New York Federal Mahkemesi kararı askıya aldı.
Şimdi Amerika, anayasal bir krizle karşı karşıya…

*  *  *

Amerika’da durum bu, peki benzeri Türkiye’de yaşansaydı ?
Gelin, bir beyin fırtınası yapalım.
Diyelim ki…
Erdoğan’ın Davos’taki “one minute” çıkışının ardından, “güvenlik riski” gerekçesiyle, İsrail vatandaşlarının Türkiye’ye girişi yasaklansaydı…
Bu kararı destekleyecek en az bir yüzde 30 bulunurdu, ona şüphe yok da…
Kaç kişi ellerinde pankart “Museviler kardeşimizdir” diye, koşarak havalimanlarını doldururdu ?
Kaç sanatçı ödül törenlerinde “ben bu karara karşı çıkıyorum” diyebilirdi ?
Kaç iş adamı “tümüne şirketimiz de evlerimiz de sonuna kadar açık” diye kahramanlık yapabilirdi ?
Kaç mahkeme ya da savcı “böyle saçmalık olmaz” diyip, kararı askıya alabilirdi ?
Ha ? Bunların hangisi mümkün olabilir ?

*  *  *

Daha da sorum yok.

Irak da Amerikalıları kapı dışarı ederse… ?

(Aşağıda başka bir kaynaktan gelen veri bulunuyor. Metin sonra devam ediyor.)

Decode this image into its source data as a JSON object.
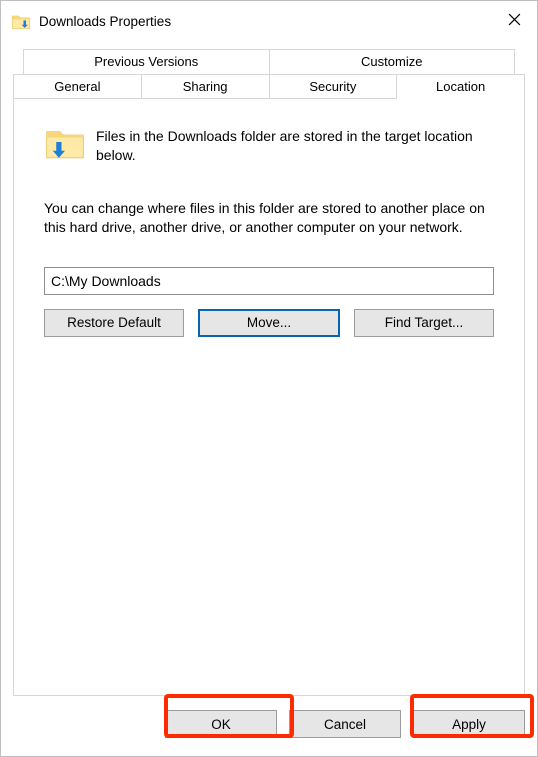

Şimdi bu yukardaki, Amerika’nın hayran olduğumuz tarafı…
Fakat bir de dış politikası var ki, tüm dünyayı altüst etti.
Amerika’ya en sert tepki Irak’tan geldi biliyorsunuz.
Irak Parlamentosu, Irak Hükümetine çağrı yaparak, ABD vatandaşlarının Irak’a girişinin yasaklanmasını istedi !
Büyük olay !
Düşünebiliyor musunuz ?
Amerikan askerleri, özel şirketler, petrol temsilcileri, gazeteciler, sağlık görevlileri… bir anda kendilerini kapının önünde bulacaklar.
Biliyorum, “o kadar kolay değil o…”
Ama yine de, ABD’nin, o coğrafyada ne işi olduğunu herkesin tekrar düşünmesi açısından değerli bir fırsat.

Bak Kızım;


“Kuşlar cama inanmaz…” John Berger.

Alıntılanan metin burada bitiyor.